This deterministically:

  • Adds container/skills/pdf-reader/SKILL.md (agent-facing documentation)
  • Adds container/skills/pdf-reader/pdf-reader (CLI script)
  • Three-way merges poppler-utils + COPY into container/Dockerfile
  • Three-way merges PDF attachment download into src/channels/whatsapp.ts
  • Three-way merges PDF tests into src/channels/whatsapp.test.ts
  • Records application in .nanoclaw/state.yaml

If merge conflicts occur, read the intent files:

  • modify/container/Dockerfile.intent.md
  • modify/src/channels/whatsapp.ts.intent.md
  • modify/src/channels/whatsapp.test.ts.intent.md

Validate

npm test
npm run build

Rebuild container

./container/build.sh

Restart service

launchctl kickstart -k gui/$(id -u)/com.nanoclaw  # macOS
# Linux: systemctl --user restart nanoclaw

Phase 3: Verify

Test PDF extraction

Send a PDF file in any registered WhatsApp chat. The agent should:

  1. Download the PDF to attachments/
  2. Respond acknowledging the PDF
  3. Be able to extract text when asked

Test URL fetching

Ask the agent to read a PDF from a URL. It should use pdf-reader fetch <url>.

Check logs if needed

tail -f logs/nanoclaw.log | grep -i pdf

Look for:

  • Downloaded PDF attachment — successful download
  • Failed to download PDF attachment — media download issue

Troubleshooting

Agent says pdf-reader command not found

Container needs rebuilding.

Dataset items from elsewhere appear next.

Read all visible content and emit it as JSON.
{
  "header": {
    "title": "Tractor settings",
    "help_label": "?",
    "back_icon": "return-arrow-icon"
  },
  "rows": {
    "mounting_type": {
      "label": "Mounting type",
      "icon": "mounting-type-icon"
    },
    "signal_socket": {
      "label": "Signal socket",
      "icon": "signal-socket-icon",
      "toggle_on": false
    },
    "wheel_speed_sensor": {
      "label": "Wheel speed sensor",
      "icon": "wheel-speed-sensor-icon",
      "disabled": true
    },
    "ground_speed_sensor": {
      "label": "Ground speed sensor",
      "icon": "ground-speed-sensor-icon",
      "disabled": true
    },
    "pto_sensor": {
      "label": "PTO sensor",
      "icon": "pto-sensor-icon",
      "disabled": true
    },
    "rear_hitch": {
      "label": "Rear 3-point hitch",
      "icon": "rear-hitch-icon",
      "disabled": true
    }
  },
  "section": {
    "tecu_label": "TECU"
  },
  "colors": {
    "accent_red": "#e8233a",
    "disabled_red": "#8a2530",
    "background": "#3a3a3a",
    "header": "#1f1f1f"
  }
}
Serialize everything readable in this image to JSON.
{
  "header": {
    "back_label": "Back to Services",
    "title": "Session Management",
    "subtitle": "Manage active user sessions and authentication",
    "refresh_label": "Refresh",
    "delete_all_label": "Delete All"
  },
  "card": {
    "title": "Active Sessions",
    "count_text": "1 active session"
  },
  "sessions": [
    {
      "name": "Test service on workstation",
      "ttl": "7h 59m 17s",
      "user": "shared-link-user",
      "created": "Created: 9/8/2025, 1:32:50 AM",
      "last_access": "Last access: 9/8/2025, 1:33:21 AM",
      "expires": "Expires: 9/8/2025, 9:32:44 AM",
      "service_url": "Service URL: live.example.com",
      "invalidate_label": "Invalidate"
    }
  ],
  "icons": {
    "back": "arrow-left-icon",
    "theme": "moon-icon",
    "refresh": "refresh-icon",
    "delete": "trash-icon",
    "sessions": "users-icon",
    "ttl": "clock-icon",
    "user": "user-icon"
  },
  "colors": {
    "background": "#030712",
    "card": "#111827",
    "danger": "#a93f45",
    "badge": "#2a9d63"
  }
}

Run ./container/build.sh and restart the service.

PDF text extraction is empty

The PDF may be scanned (image-based). pdftotext only handles text-based PDFs. Consider using the agent-browser to open the PDF visually instead.

WhatsApp PDF not detected

Verify the message has documentMessage with mimetype: application/pdf. Some file-sharing apps send PDFs as generic files without the correct mimetype.